Can anyone tell whether I am doing right or wrong?

Answer 1

$V$ is a two-dimensional subspace, spanned by $$ \left[\begin{array}{c}1 \\ 1 \\ 0 \end{array}\right],\;\left[\begin{array}{c}0 \\ 0 \\ 1\end{array}\right]. $$ The orthogonal complement of $V$ is a one-dimensional subspaced, spanned by

$$ \left[\begin{array}{c} 1 \\ -1 \\ 0 \end{array}\right]. $$ So an orthonormal basis of $V^{\perp}$ is $$ \left\{ \left[\begin{array}{c} 1/\sqrt{2} \\ -1/\sqrt{2} \\ 0 \end{array}\right]\right\} $$

Answer 2

Vectors with $x=y$ belong to $V$. You’ve found a basis for $V$, not for its orthogonal complement.

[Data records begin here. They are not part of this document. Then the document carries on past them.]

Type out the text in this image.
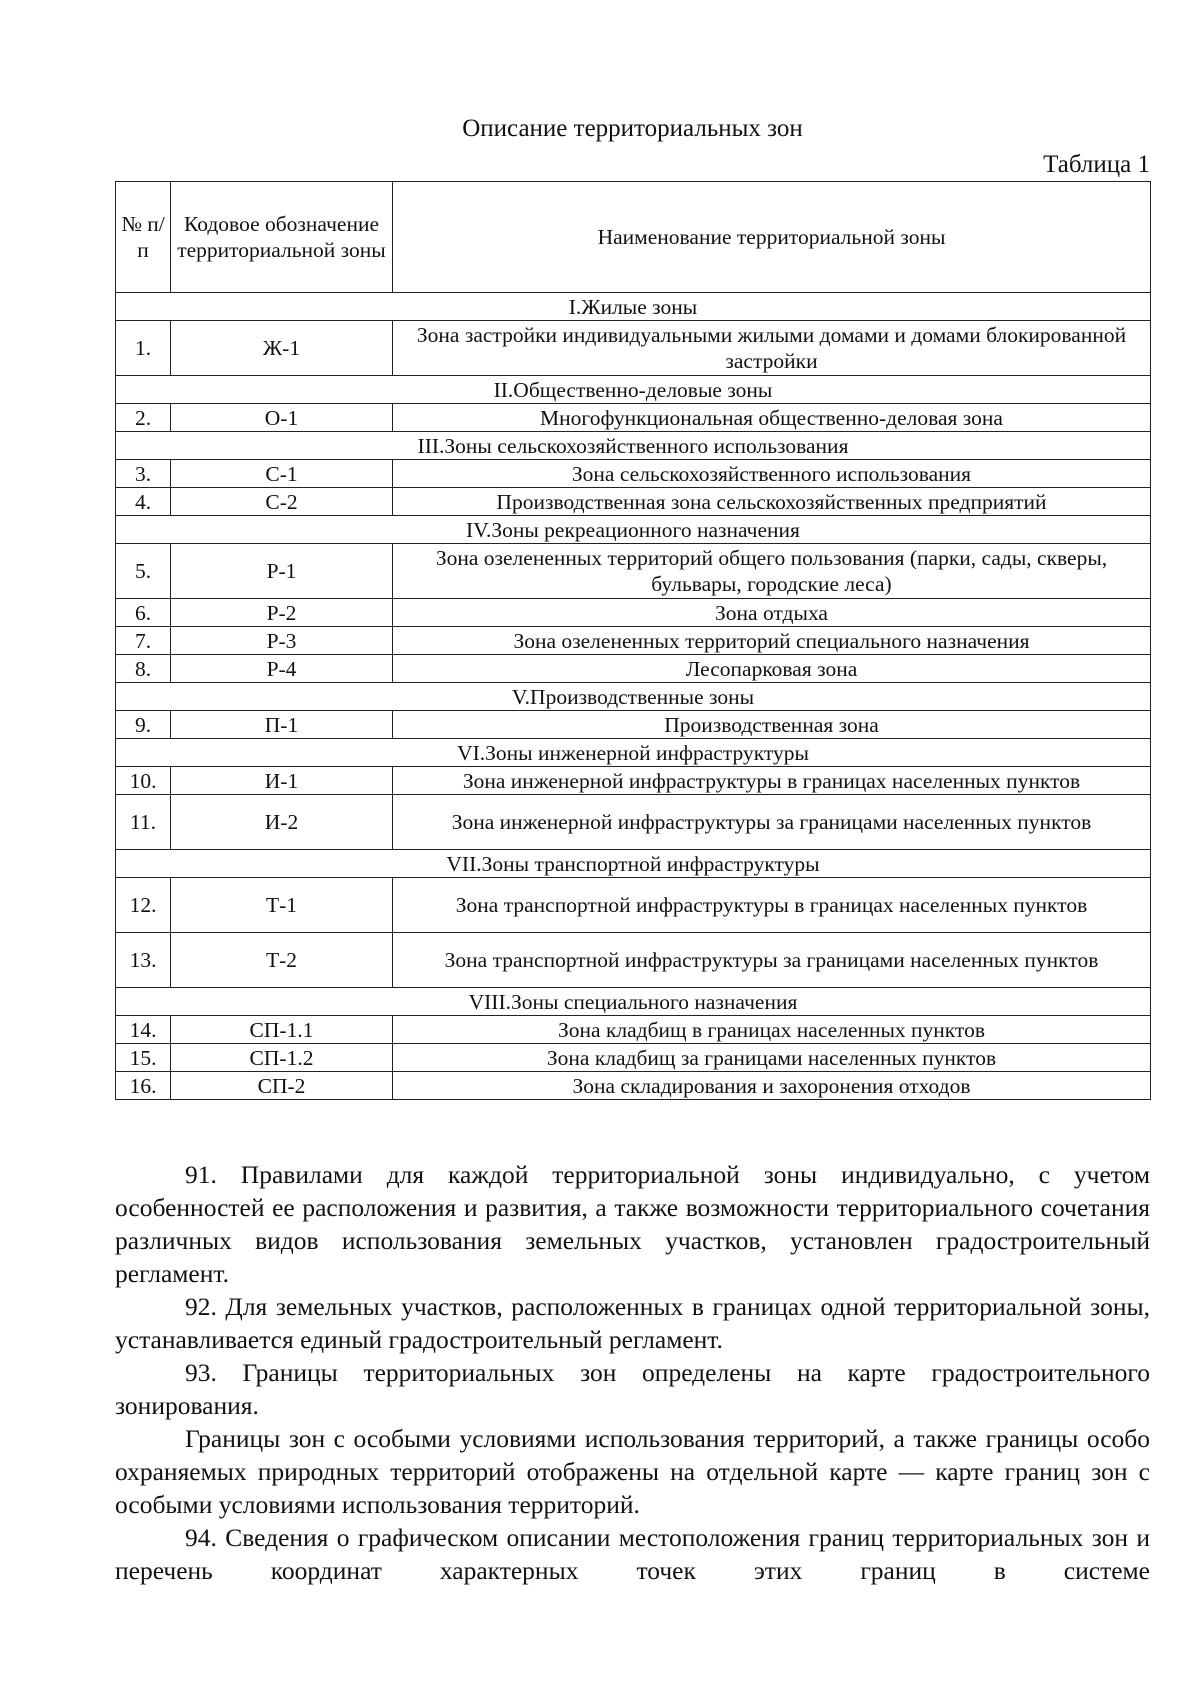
Описание территориальных зон
Таблица 1
№ п/п	Кодовое обозначение территориальной зоны	Наименование территориальной зоны
I.Жилые зоны		
1.	Ж-1	Зона застройки индивидуальными жилыми домами и домами блокированной застройки
II.Общественно-деловые зоны		
2.	О-1	Многофункциональная общественно-деловая зона
III.Зоны сельскохозяйственного использования		
3.	С-1	Зона сельскохозяйственного использования
4.	С-2	Производственная зона сельскохозяйственных предприятий
IV.Зоны рекреационного назначения		
5.	Р-1	Зона озелененных территорий общего пользования (парки, сады, скверы, бульвары, городские леса)
6.	Р-2	Зона отдыха
7.	Р-3	Зона озелененных территорий специального назначения
8.	Р-4	Лесопарковая зона
V.Производственные зоны		
9.	П-1	Производственная зона
VI.Зоны инженерной инфраструктуры		
10.	И-1	Зона инженерной инфраструктуры в границах населенных пунктов
11.	И-2	Зона инженерной инфраструктуры за границами населенных пунктов
VII.Зоны транспортной инфраструктуры		
12.	Т-1	Зона транспортной инфраструктуры в границах населенных пунктов
13.	Т-2	Зона транспортной инфраструктуры за границами населенных пунктов
VIII.Зоны специального назначения		
14.	СП-1.1	Зона кладбищ в границах населенных пунктов
15.	СП-1.2	Зона кладбищ за границами населенных пунктов
16.	СП-2	Зона складирования и захоронения отходов

91. Правилами для каждой территориальной зоны индивидуально, с учетом особенностей ее расположения и развития, а также возможности территориального сочетания различных видов использования земельных участков, установлен градостроительный регламент.

92. Для земельных участков, расположенных в границах одной территориальной зоны, устанавливается единый градостроительный регламент.

93. Границы территориальных зон определены на карте градостроительного зонирования.

Границы зон с особыми условиями использования территорий, а также границы особо охраняемых природных территорий отображены на отдельной карте — карте границ зон с особыми условиями использования территорий.

94. Сведения о графическом описании местоположения границ территориальных зон и перечень координат характерных точек этих границ в системе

If you interpret the left-hand side of $V$’s defining equation as a dot product, what is says is that $V$ consists of all vectors that are orthogonal to a particular fixed vector. It should be pretty clear, then, that all vectors orthogonal to $V$ are scalar multiples of this fixed vector. To get an orthonormal basis for $V^\perp$ all you need to do is normalize this vector, which I’ll leave to you to figure out.